風險性的影響。研究方法本研究為具有人口代表性的（population-based）回溯性（retrospective）世代研究（cohort study），以臺灣全民健康保險研究資料庫（National Health Insurance Research Database, NHIRD）的2000年100萬人承保抽樣歸人檔（Longitudinal Health Insurance Database 2000, LHID 2000）作為資料來源，納入2001年到2005年新診斷為UGIDs的患者，並排除年齡 ≤ 18歲者，再選取：有使用胃酸分泌抑制劑（H2RAs、PPIs）者（實驗組別一）與無

使用胃酸分泌抑制劑者（實驗組別二）。將「第一次有UGIDs診斷的日期」定義為：診斷日期；將「第一次有任何一種PPIs或H2RAs紀錄的日期」定義為：指標日期。另外，自LHID 2000之中篩選出2001-2005年間從未被診斷為UGIDs的病人，並排除「第一次有任何一種PPIs或H2RAs紀錄的日期後365天內，使用胃酸分泌抑制劑高於90天」者，即：無UGIDs且無固定使用胃酸分泌抑制劑的病人。再從中隨機抽樣並依性別、年齡及指標年（index year）與組別二以1:1比例進行配對（指標年：與組別二之診斷日期相同的年份），作為對照組別（comparison group）。
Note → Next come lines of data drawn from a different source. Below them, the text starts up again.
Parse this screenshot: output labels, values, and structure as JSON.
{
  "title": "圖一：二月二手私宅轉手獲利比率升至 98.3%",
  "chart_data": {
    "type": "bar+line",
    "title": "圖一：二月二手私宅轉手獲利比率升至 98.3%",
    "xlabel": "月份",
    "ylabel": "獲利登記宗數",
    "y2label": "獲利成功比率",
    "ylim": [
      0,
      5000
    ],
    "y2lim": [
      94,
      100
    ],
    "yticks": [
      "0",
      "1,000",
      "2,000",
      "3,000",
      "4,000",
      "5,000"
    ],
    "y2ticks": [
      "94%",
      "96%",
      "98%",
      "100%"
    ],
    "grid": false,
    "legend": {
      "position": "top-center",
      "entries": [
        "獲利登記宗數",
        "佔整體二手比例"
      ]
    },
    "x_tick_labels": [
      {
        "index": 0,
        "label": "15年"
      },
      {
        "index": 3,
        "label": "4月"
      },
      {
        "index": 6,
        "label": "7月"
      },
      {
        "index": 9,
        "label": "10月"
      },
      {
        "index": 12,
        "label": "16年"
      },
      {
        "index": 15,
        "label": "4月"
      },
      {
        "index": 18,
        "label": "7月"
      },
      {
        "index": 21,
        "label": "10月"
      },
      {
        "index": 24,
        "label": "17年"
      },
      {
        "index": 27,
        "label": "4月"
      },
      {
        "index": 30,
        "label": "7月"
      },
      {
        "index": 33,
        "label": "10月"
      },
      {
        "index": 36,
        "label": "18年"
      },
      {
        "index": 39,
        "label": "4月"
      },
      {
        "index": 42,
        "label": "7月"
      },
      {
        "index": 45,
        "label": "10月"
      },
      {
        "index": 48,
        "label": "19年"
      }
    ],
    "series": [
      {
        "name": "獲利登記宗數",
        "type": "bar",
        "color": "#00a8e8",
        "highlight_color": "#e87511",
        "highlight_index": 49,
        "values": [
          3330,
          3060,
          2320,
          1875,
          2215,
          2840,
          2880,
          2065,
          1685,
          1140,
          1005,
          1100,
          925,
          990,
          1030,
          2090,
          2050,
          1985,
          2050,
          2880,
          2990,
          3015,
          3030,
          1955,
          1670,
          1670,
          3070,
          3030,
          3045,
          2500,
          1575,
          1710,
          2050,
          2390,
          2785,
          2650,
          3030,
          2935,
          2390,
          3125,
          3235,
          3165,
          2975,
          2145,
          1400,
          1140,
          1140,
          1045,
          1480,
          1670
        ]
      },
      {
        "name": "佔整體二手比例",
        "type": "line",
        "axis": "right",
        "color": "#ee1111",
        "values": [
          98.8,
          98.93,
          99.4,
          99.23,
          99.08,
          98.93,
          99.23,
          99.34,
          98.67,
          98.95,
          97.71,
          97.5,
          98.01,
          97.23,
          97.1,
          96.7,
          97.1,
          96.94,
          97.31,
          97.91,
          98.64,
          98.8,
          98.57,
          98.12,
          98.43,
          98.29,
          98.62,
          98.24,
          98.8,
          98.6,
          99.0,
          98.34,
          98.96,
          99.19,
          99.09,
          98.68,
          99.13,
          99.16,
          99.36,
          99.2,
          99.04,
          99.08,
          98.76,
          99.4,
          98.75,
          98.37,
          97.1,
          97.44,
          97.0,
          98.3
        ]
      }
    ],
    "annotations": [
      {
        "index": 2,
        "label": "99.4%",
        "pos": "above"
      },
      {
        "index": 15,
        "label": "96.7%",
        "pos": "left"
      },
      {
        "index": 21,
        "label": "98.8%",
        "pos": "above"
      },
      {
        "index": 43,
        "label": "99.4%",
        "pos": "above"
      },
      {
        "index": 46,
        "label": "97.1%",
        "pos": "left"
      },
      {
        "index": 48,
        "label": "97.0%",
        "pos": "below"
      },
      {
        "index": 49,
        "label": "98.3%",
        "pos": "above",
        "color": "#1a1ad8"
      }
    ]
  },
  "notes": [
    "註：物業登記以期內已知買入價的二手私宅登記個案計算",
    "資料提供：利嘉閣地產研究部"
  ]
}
所有組別皆持續追蹤六年

，統計分析其罹患肝細胞癌的風險。不同組別間罹患肝細胞癌風險性的比較，使用Cox比例危險模式（Cox proportional hazard model）來估計。研究結果在上消化道疾病患者當中，有使用胃酸分泌抑制劑者（實驗組別一）與無使用胃酸分泌抑制劑者（實驗組別二）相比，罹患肝細胞癌的風險性顯著增加，其校正後危險比（adjusted hazard ratio, HR）1.53，95% 信賴區間（confidence interval, CI）1.32-1.76；而且，胃酸分泌抑制劑之使用劑量對後續罹患肝細胞癌風險的影響，有顯著上升的趨勢（P < 0.01）。此外，有UGIDs且無使用胃酸分泌抑

制劑者（實驗組別二）與無UGIDs且無固定使用胃酸分泌抑制劑者（對照組別）相比，其罹患肝細胞癌的風險也顯著增加（校正後危險比1.94，95% 信賴區間1.59-2.36）。結論胃酸分泌抑制劑（PPIs、H2RAs）之使用會增加上消化道疾病患者罹患肝細胞癌的風險；而且，胃酸分泌抑制劑的影響具有劑量效應。另外，上消化道疾病本身也會增加罹患肝細胞癌的風險。不過，這些結果仍需要進一步的研究來驗證。